Article publié le 24/11/2023 dans GreenUnivers.
Si la stabilité et la prévisibilité des prix étaient les objectifs phares du gouvernement lors de la présentation de l’accord avec EDF sur l’après Arenh, rien n’est gagné pour le moment. Le dispositif demeure très flou pour les acteurs de la fourniture d’énergie, qui se penchent maintenant sur la consultation lancée il y a quelques jours pour obtenir davantage d’informations.
Les électro-intensifs favorisés ?
“Je reste circonspect car il me manque beaucoup de détails. A priori, d’après ce qui est écrit dans la consultation, EDF s’engage seulement à percevoir un revenu moyen de son parc nucléaire se situant autour de 70 €/MWh. Sa politique commerciale reste libre. Est-ce que cela veut dire qu’ils peuvent proposer des prix très attractifs aux clients électro-intensifs et ensuite vendre plus cher à tous les autres ?”, s’interroge Alexis Bouanani, Directeur de Volterres, le fournisseur d’électricité du groupe Sun’R.
EDF a commencé à détailler sa politique commerciale. Il a annoncé le début de la commercialisation de contrats de fourniture à long terme à ses clients électro-intensifs sur le modèle des PPA dans les renouvelables. Ils dureront a minima dix ans, seront adossés au parc nucléaire sans engagement de volume, pour partager le risque des actifs sous-jacents, et n’iront pas au delà de 60% des besoins de couverture d’un client. La concurrence pourra s’exercer sur le complément de fourniture, comme c’est déjà le cas pour les contrats Exeltium, a souligné Marc Benayoun, Directeur exécutif du groupe en charge du pôle client, services et territoires.
Le long terme peu attractif
“De notre côté, nous sommes plutôt sereins du fait de notre positionnement centré sur les entreprises de taille intermédiaire et les collectivités locales.

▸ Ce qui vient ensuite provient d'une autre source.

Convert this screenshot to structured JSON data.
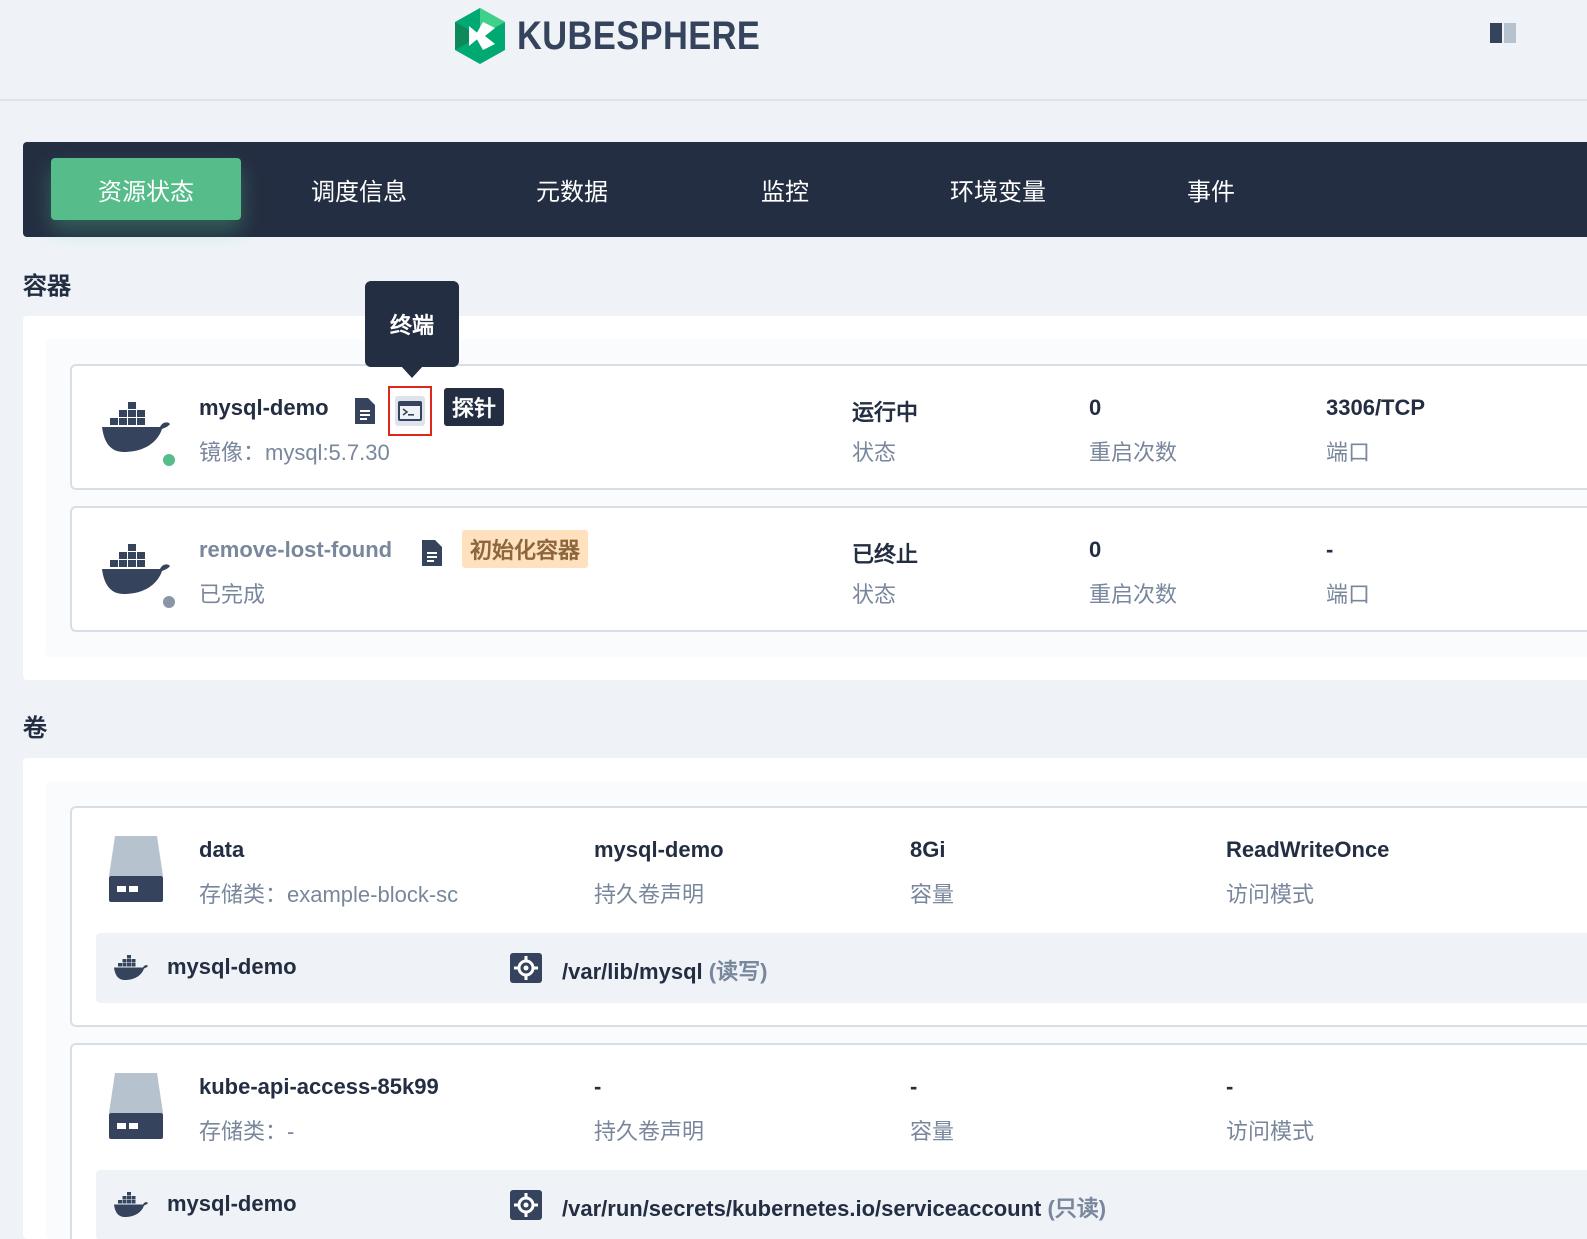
{
  "header": {
    "logo_text": "KUBESPHERE",
    "logo_icon": "kubesphere-logo-icon",
    "right_icon": "book-icon"
  },
  "tabs": [
    {
      "label": "资源状态",
      "active": true
    },
    {
      "label": "调度信息",
      "active": false
    },
    {
      "label": "元数据",
      "active": false
    },
    {
      "label": "监控",
      "active": false
    },
    {
      "label": "环境变量",
      "active": false
    },
    {
      "label": "事件",
      "active": false
    }
  ],
  "containers": {
    "title": "容器",
    "tooltip": "终端",
    "items": [
      {
        "name": "mysql-demo",
        "sub": "镜像：mysql:5.7.30",
        "tag": "探针",
        "status_value": "运行中",
        "status_label": "状态",
        "restarts_value": "0",
        "restarts_label": "重启次数",
        "ports_value": "3306/TCP",
        "ports_label": "端口",
        "state_color": "#55bc8a"
      },
      {
        "name": "remove-lost-found",
        "sub": "已完成",
        "tag": "初始化容器",
        "status_value": "已终止",
        "status_label": "状态",
        "restarts_value": "0",
        "restarts_label": "重启次数",
        "ports_value": "-",
        "ports_label": "端口",
        "state_color": "#8a96a8"
      }
    ]
  },
  "volumes": {
    "title": "卷",
    "items": [
      {
        "name": "data",
        "sub": "存储类：example-block-sc",
        "pvc_value": "mysql-demo",
        "pvc_label": "持久卷声明",
        "capacity_value": "8Gi",
        "capacity_label": "容量",
        "access_value": "ReadWriteOnce",
        "access_label": "访问模式",
        "mount": {
          "container": "mysql-demo",
          "path": "/var/lib/mysql",
          "mode": "(读写)"
        }
      },
      {
        "name": "kube-api-access-85k99",
        "sub": "存储类：-",
        "pvc_value": "-",
        "pvc_label": "持久卷声明",
        "capacity_value": "-",
        "capacity_label": "容量",
        "access_value": "-",
        "access_label": "访问模式",
        "mount": {
          "container": "mysql-demo",
          "path": "/var/run/secrets/kubernetes.io/serviceaccount",
          "mode": "(只读)"
        }
      }
    ]
  },
  "colors": {
    "accent": "#55bc8a",
    "dark": "#242e42",
    "muted": "#79879c",
    "orange_tag_bg": "#ffe1be",
    "highlight_border": "#e1261c"
  }
}
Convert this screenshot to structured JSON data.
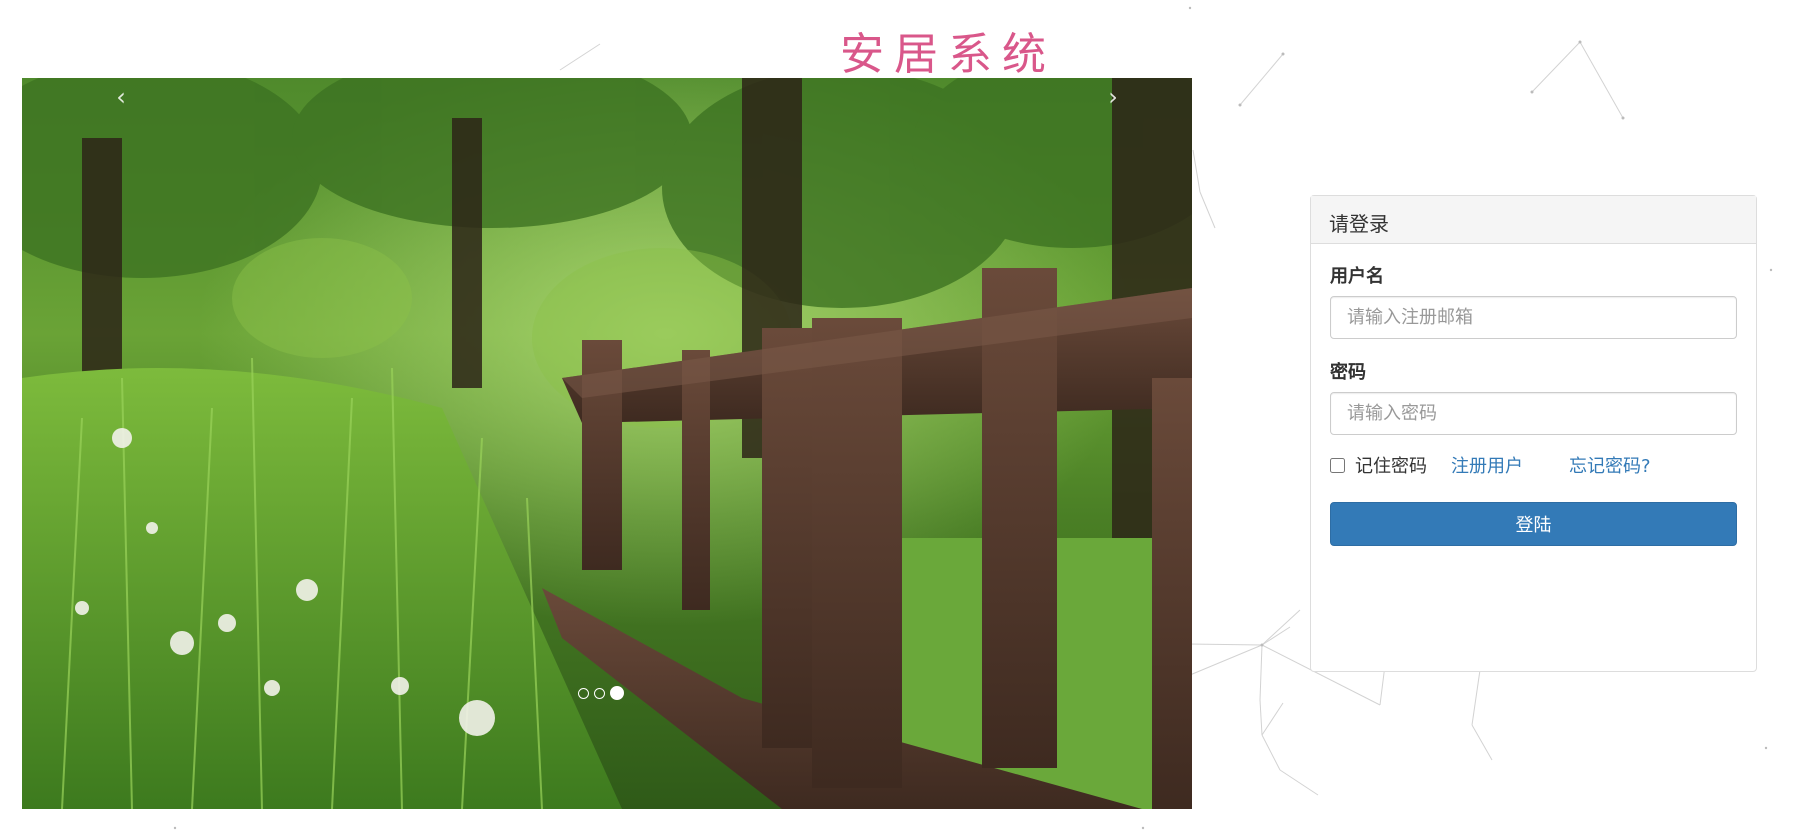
{
  "header": {
    "title": "安居系统"
  },
  "carousel": {
    "prev_label": "‹",
    "next_label": "›",
    "slide_count": 3,
    "active_slide": 3
  },
  "login": {
    "heading": "请登录",
    "username_label": "用户名",
    "username_placeholder": "请输入注册邮箱",
    "username_value": "",
    "password_label": "密码",
    "password_placeholder": "请输入密码",
    "password_value": "",
    "remember_label": "记住密码",
    "remember_checked": false,
    "register_link": "注册用户",
    "forgot_link": "忘记密码?",
    "submit_label": "登陆"
  },
  "colors": {
    "title": "#d9578a",
    "primary": "#337ab7",
    "link": "#337ab7"
  }
}
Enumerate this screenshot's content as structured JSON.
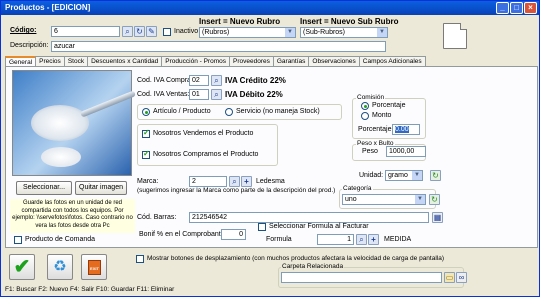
{
  "window": {
    "title": "Productos - [EDICION]"
  },
  "header": {
    "codigo_label": "Código:",
    "codigo_value": "6",
    "inactivo_label": "Inactivo",
    "insert_rubro_label": "Insert = Nuevo Rubro",
    "rubro_value": "(Rubros)",
    "insert_subrubro_label": "Insert = Nuevo Sub Rubro",
    "subrubro_value": "(Sub-Rubros)",
    "descripcion_label": "Descripción:",
    "descripcion_value": "azucar"
  },
  "tabs": [
    "General",
    "Precios",
    "Stock",
    "Descuentos x Cantidad",
    "Producción - Promos",
    "Proveedores",
    "Garantías",
    "Observaciones",
    "Campos Adicionales"
  ],
  "general": {
    "seleccionar_label": "Seleccionar...",
    "quitar_label": "Quitar imagen",
    "photo_note": "Guarde las fotos en un unidad de red compartida con todos los equipos. Por ejemplo: \\\\servefotos\\fotos. Caso contrario no vera las fotos desde otra Pc",
    "comanda_label": "Producto de Comanda",
    "iva_compras_label": "Cod. IVA Compras",
    "iva_compras_value": "02",
    "iva_credito": "IVA Crédito 22%",
    "iva_ventas_label": "Cod. IVA Ventas:",
    "iva_ventas_value": "01",
    "iva_debito": "IVA Débito 22%",
    "tipo_articulo": "Artículo / Producto",
    "tipo_servicio": "Servicio (no maneja Stock)",
    "vendemos": "Nosotros Vendemos el Producto",
    "compramos": "Nosotros Compramos el Producto",
    "comision_title": "Comisión",
    "porcentaje_opt": "Porcentaje",
    "monto_opt": "Monto",
    "porcentaje_label": "Porcentaje",
    "porcentaje_value": "0.00",
    "peso_title": "Peso x Bulto",
    "peso_label": "Peso",
    "peso_value": "1000,00",
    "unidad_label": "Unidad:",
    "unidad_value": "gramo",
    "marca_label": "Marca:",
    "marca_value": "2",
    "marca_name": "Ledesma",
    "marca_hint": "(sugerimos ingresar la Marca como parte de la descripción del prod.)",
    "categoria_title": "Categoría",
    "categoria_value": "uno",
    "barras_label": "Cód. Barras:",
    "barras_value": "212546542",
    "bonif_label": "Bonif % en el Comprobante",
    "bonif_value": "0",
    "formula_chk": "Seleccionar Formula al Facturar",
    "formula_label": "Formula",
    "formula_value": "1",
    "formula_name": "MEDIDA"
  },
  "bottom": {
    "mostrar_label": "Mostrar botones de desplazamiento  (con muchos productos afectara la velocidad de carga de pantalla)",
    "carpeta_title": "Carpeta Relacionada",
    "status": "F1: Buscar  F2: Nuevo  F4: Salir  F10: Guardar  F11: Eliminar"
  },
  "colors": {
    "title": "#0842b8",
    "accent": "#e68b2c",
    "green": "#21a121"
  }
}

Ceux qui devraient s’inquiéter, si EDF avait une totale liberté commerciale, ce sont les clients non électro-intensifs et les fournisseurs actuels des électro-intensifs”, glisse Alexis Bouanani. Une crainte d’entrave à la concurrence exprimée également par Catherine MacGregor, Directrice générale d’Engie, dans une interview à Reuters.
L’émergence de contrats sur plusieurs années entre EDF et ses concurrents n’est pas assurée non plus. “Nous nous couvrirons à long terme uniquement pour répondre à une demande de nos clients. Si EDF nous propose un produit attractif, nous le regarderons, sinon nous irons sur le marché”, précise Alexis Bouanani. “Si je m’engage pour plusieurs années à 70 €/MWh et que les prix baissent ensuite je ne serai plus compétitif”, pointe Vincent Maillard, président d’Octopus Energy France. Le volume à sécuriser peut aussi faire l’objet de variations importantes. “EDF a une masse de clients fidèles, mais ceux des alternatifs bougent plus”, observe-t-il. Sur l’ensemble du dispositif plane enfin l’ombre de Bruxelles, qui devra juger si la proposition du gouvernement est conforme à la régulation européenne en matières d’aides d’Etat.
Une autre approche, avec des moyens
En attendant que les choses s’éclaircissent, certains esquissent déjà leur stratégie. “Notre leitmotiv, c’est qu’à l’avenir l’enjeu sera de maîtriser les moyens de production, le portefeuille d’approvisionnement, et pas seulement la commercialisation, pour s’affranchir de la volatilité des marchés et préparer activement le post-Arenh”, indique le Président du directoire de Sorégies, Frédéric Bouvier.
Le fournisseur veut basculer vers des offres en “circuit court” et revoit à la hausse ses objectifs. Il vise 1 TWh de production EnR destinée à alimenter ses offres et 5 TWh agrégés en 2030. L’entreprise s’apprête à officialiser un prêt de 250 M€ de la Banque européenne d’investissement pour financer son plan stratégique ainsi que la modernisation de ses réseaux de distribution. Sorégies prévoit d’accorder une attention particulière au profil de consommation de ses clients. “De ce point de vue là, dans notre stratégie, le mégawattheure éolien a plus de valeur que le mégawattheure photovoltaïque”, souligne le Président du directoire.